三つ目は、「よく噛んで食べないため」という。食べ物には内面からしみ出る味があるので、しっかり噛めば少ない量でも満足感が増すことができる。
また、早食い以外にも「夜食べない」ことが肥満防止に効果的という。体内の脂肪組織は昼間は脂肪を分解し、夜はエネルギーを脂肪としてため込むためだ。
こうした肥満の原因が科学的に明らかになってきたわけだが、昔から「腹八分目」いう言葉があるように、食べ過ぎこそが肥満の原因の第一であることは言うまでもない。ちなみに、OECD(経済協力開発機構)の2005年の調査によると、国民の肥満率が最も高い国はアメリカで30.6%。2位メキシコ24.2%、3位イギリス23.0%以下を大きく引き離し、“世界一の肥満超大国”として名を馳せる。
そのアメリカの実情は、日本経済新聞ロサンゼルス支局長の猪瀬聖氏の著書「アメリカ人はなぜ肥るのか」(日本経済新聞社刊)によると、例えば、アメリカの清涼飲料は、日本のお茶とは違い、砂糖が入った甘いドリンクばかり。それを四六時中、がぶがぶ飲んでいるという。
塩分も明らかに摂りすぎで、塩の塊のような塩辛風味のスナック菓子が人気。映画館に欠かせないポップコーンも、中サイズのものでさえ1,200カロリーに達するという。
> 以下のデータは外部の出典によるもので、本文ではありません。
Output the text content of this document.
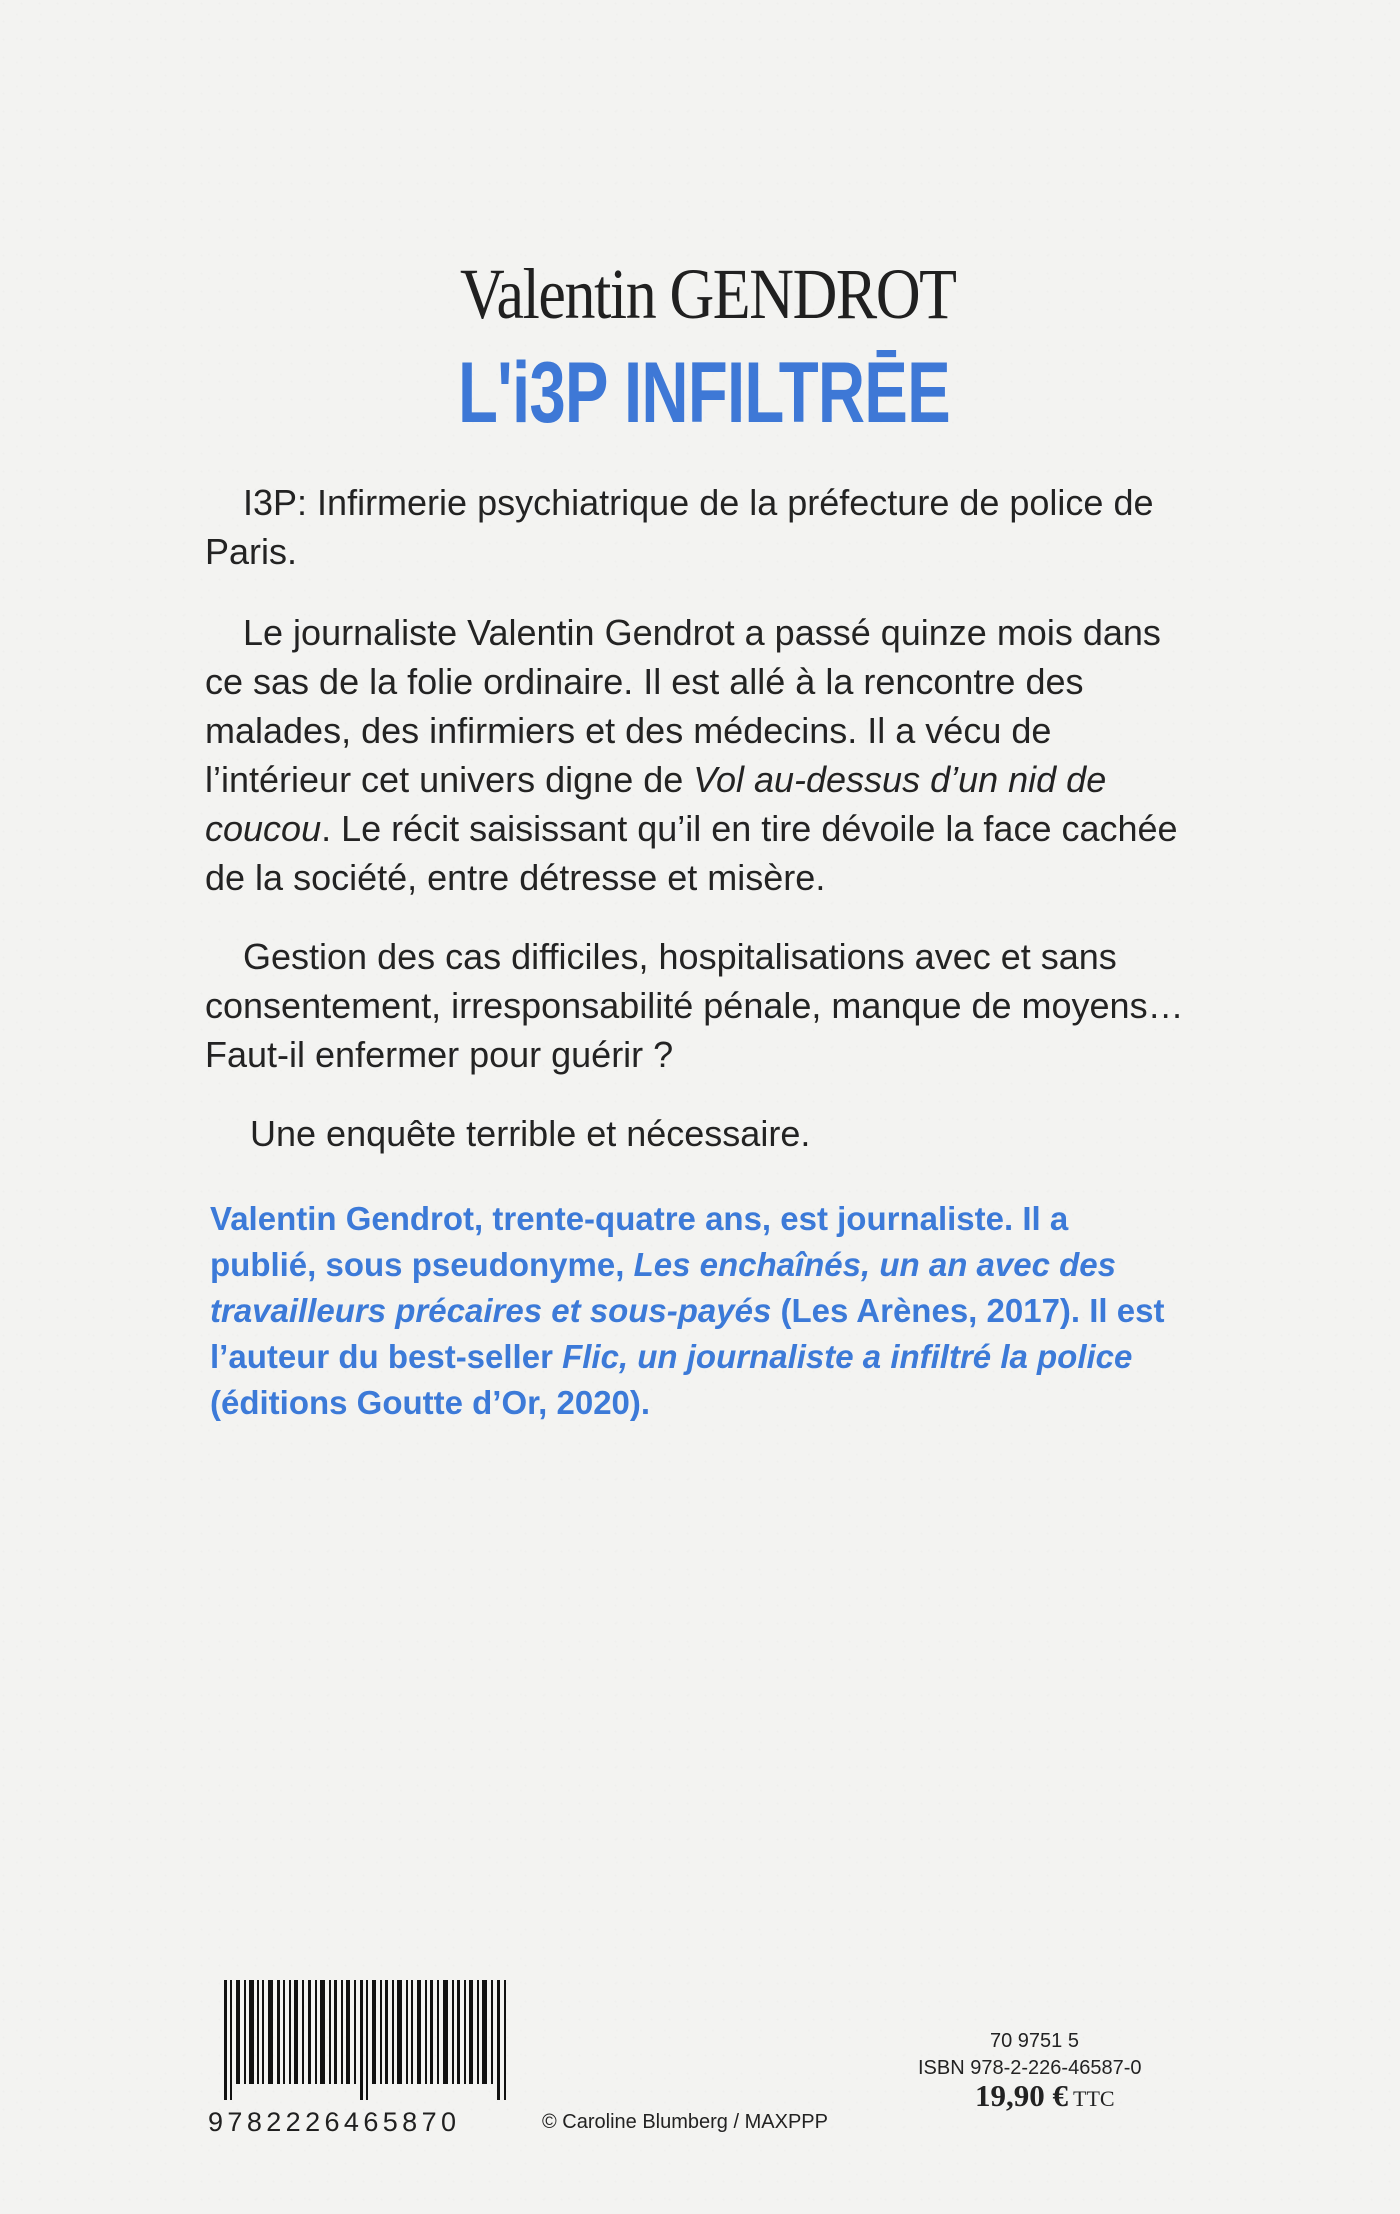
Valentin GENDROT
L'i3P INFILTRĒE

I3P: Infirmerie psychiatrique de la préfecture de police de Paris.

Le journaliste Valentin Gendrot a passé quinze mois dans ce sas de la folie ordinaire. Il est allé à la rencontre des malades, des infirmiers et des médecins. Il a vécu de l’intérieur cet univers digne de Vol au-dessus d’un nid de coucou. Le récit saisissant qu’il en tire dévoile la face cachée de la société, entre détresse et misère.

Gestion des cas difficiles, hospitalisations avec et sans consentement, irresponsabilité pénale, manque de moyens… Faut-il enfermer pour guérir ?

Une enquête terrible et nécessaire.

Valentin Gendrot, trente-quatre ans, est journaliste. Il a publié, sous pseudonyme, Les enchaînés, un an avec des travailleurs précaires et sous-payés (Les Arènes, 2017). Il est l’auteur du best-seller Flic, un journaliste a infiltré la police (éditions Goutte d’Or, 2020).

9782226465870	© Caroline Blumberg / MAXPPP
70 9751 5
ISBN 978-2-226-46587-0
19,90 € TTC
しかも、アメリカ人はもともと大食いなのかというと、そうではなく、1980年代からビックマックなどの “アメリカンサイズ化”が急速に進み始めたという。ビックサイズは安くて満腹感を得られるので、アメリカ人に受けたのだ。その結果どうなったかというと、20年前に比べ、チーズバーガーは80%増、チーズケーキが2.5倍、フライドポテトとコーラが3倍といった具合に、カロリーが激増したという。(アメリカ国立心臓・肺・血液研究所(NHLBI)の調べ)
日本にとっても対岸の火事ではない、と同書は分析している。特大サイズの牛丼やラーメン、カレーライスなどの「ガッツリめし」、「メガ・マック」に代表される「メガ・ブーム」、日清食品の「濃厚煮出し豚骨醤油」やサンヨー食品の「サッポロ一番 濃い味 みそラーメン」といった塩分の高いカップラーメン、東ハトや森永製菓、江崎グリコなの菓子メーカーが相次いで販売する濃い味の菓子類、さらに“激甘”で高カロリーなアメリカ大手ドーナッツ・チェーン「クリスピー・クリーム・ドーナッツ」の日本進出など、急速に“食のアメリカ化”が進んでいるという。
ちなみにOECDによると日本の肥満率は3.2%で今のところアメリカの10分の1以下。「グローバル化」というと聞こえはいいが、美意識が高いといわれる日本が、アメリカのような「肥満国家」になってしまっては、あまりにも切なくないだろうか?